Father's Day Double: and Double Firsts
21 June 2021
Lily came home for Father's Day this year. I picked her up at the train station on Wednesday, and she stayed until Sunday afternoon. It was great to have her here.
Patti and she declared it Father's Day weekend, so we went out sailing on both Saturday and Sunday. The weather turned out to be spectacular both days. Hot and humid on land, but delightful out on the water.
On Saturday, we left the dock, hoping to back up to the right so we could leave the fairway bow first. No such luck. We backed out with Lily on boathook duty. The breeze seemed inconsistent, but definitely there. We raised sail in the harbor, then set out southeast. The sailing was absolutely glorious. A reef in the main, full genny. We sailed in the high 5's for about an hour and a half, then headed back to pick up a mooring. There were no moorings with whips available, so we decided to anchor. I gave brief instructions to Patti and Lily, and they tried to put the anchor over. They took the bungee off, but the secondary line got caught on the bow roller. I had to go forward and free it up. But once that was done, we put over all of the chain (50 feet), and tied the line rode off at 60 feet. When I powered down on the anchor, it was really clear that it had caught.
We went into relaxation mode. Lily felt the water, and it was too cold to go in, so we just chilled. Not for too long (about an hour or so) because we had to get back to the dog. I had to show Patti and Lily how to haul in the anchor; good thing because it got difficult to free the anchor from the bottom. But just holding the chain while the bow went up and down seemed to do it. The plow held a lot of mud for sure. Back to the dock where Marsh helped us dock.
Sunday seemed a carbon copy of Saturday, but without the haze and high clouds. Patti made us lunch and we again left the dock about noon. The practice from the day before made things a lot easier as we raised sail and headed out. Our goal on Sunday: the Thimbles. But the wind was coming from the east-southeast, so it was going to be a mostly downwind run. Not our best point of sail. After about twenty minutes, it became clear we weren't going to make it there in time to float much before we had to get back so Lily could make her train home.
So we turned about and headed southwest, winding up a mile or so west and south of Branford reef. The winds had started out very nice -- about 12 knots -- but had been slowly moderating as the day went on. At about 2 pm, I decided that if we were going to have time to float, we needed to get back, so we headed back to the harbor. This was the time the winds really died down -- maybe 5 knots -- so we were sailing at less than 3 knots. So I fired up the engine and we motorsailed back to the harbor.

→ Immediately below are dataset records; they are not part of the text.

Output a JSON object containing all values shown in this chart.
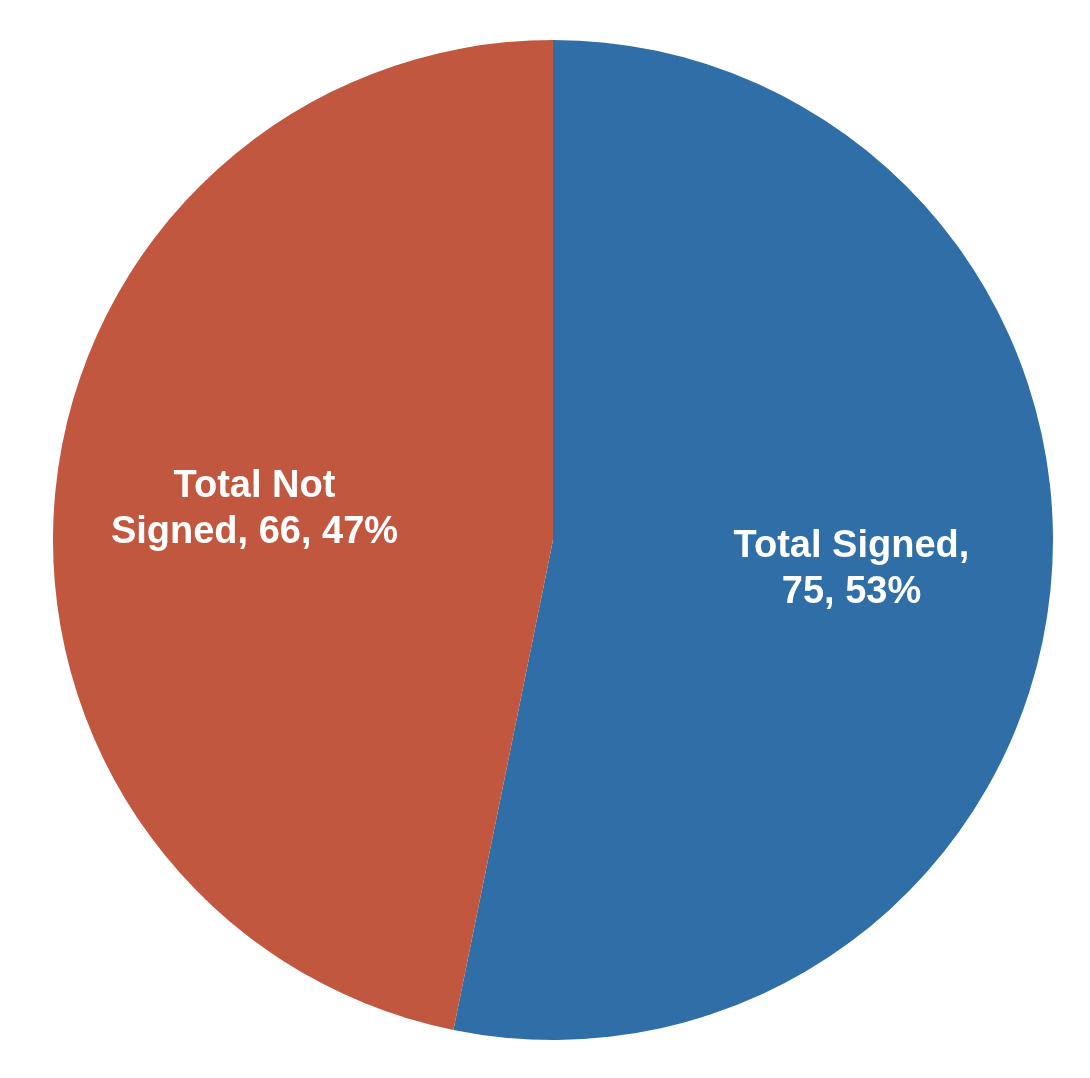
{
  "chart_data": {
    "type": "pie",
    "categories": [
      "Total Signed",
      "Total Not Signed"
    ],
    "values": [
      75,
      66
    ],
    "colors": [
      "#2f6ea6",
      "#c2573f"
    ],
    "value_labels": [
      ", 75, 53%",
      ", 66, 47%"
    ]
  }
}
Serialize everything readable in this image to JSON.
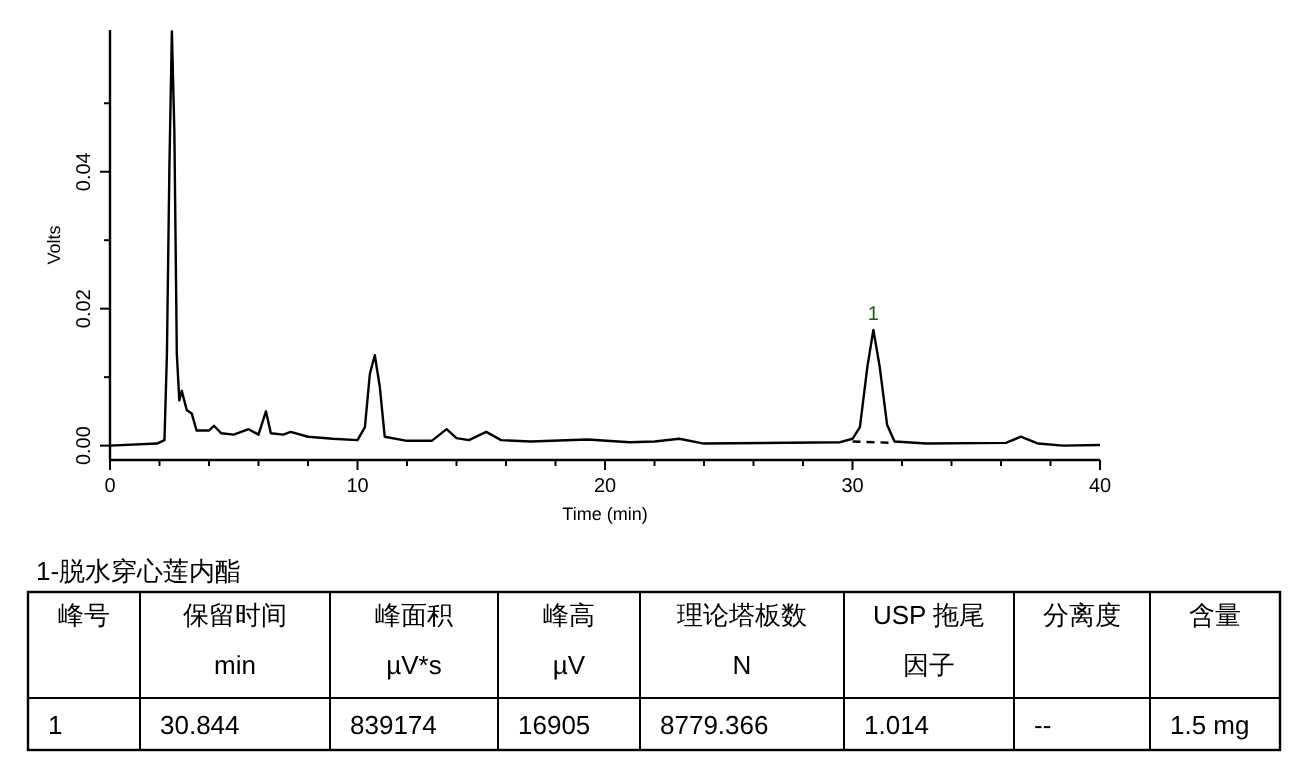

Again, no moorings with whips. The only one was in the line of moorings closest to the shore. Since it was dead low tide, I didn't want to risk it, so we anchored again. It went smoothly this time, with the anchor again catching first try. Even though the water was colder than the day before, we decided to go in. In another first, we blew up the new floatie seats that Patti had bought at Costco. Both she and Lily floated a bit, then Patti came in and Lily and I floated about. The water was cold, but it wasn't nearly that bad sitting in the seats. I stayed in for a bit after they both went back aboard, just enjoying the feeling. But I realized I didn't have any sunblock on my arms, so I didn't want to stay out too long.
We deflated the floats and put them on the foredeck to dry while we sat, read and relaxed. Eventually, we headed back to the dock so that Lily and Patti could take quick showers. We had Father's Day plans with Mom, Dad and Dave at Sushi Palace in Hamden at 5:30 (Kim had come twice to walk the dog), and had to get Lily to the station for her 5:30 train.
All in all, a great, great weekend.
Still to do: put water in the tanks and dewinterize the water system; replumb the head; reroute the reefing line.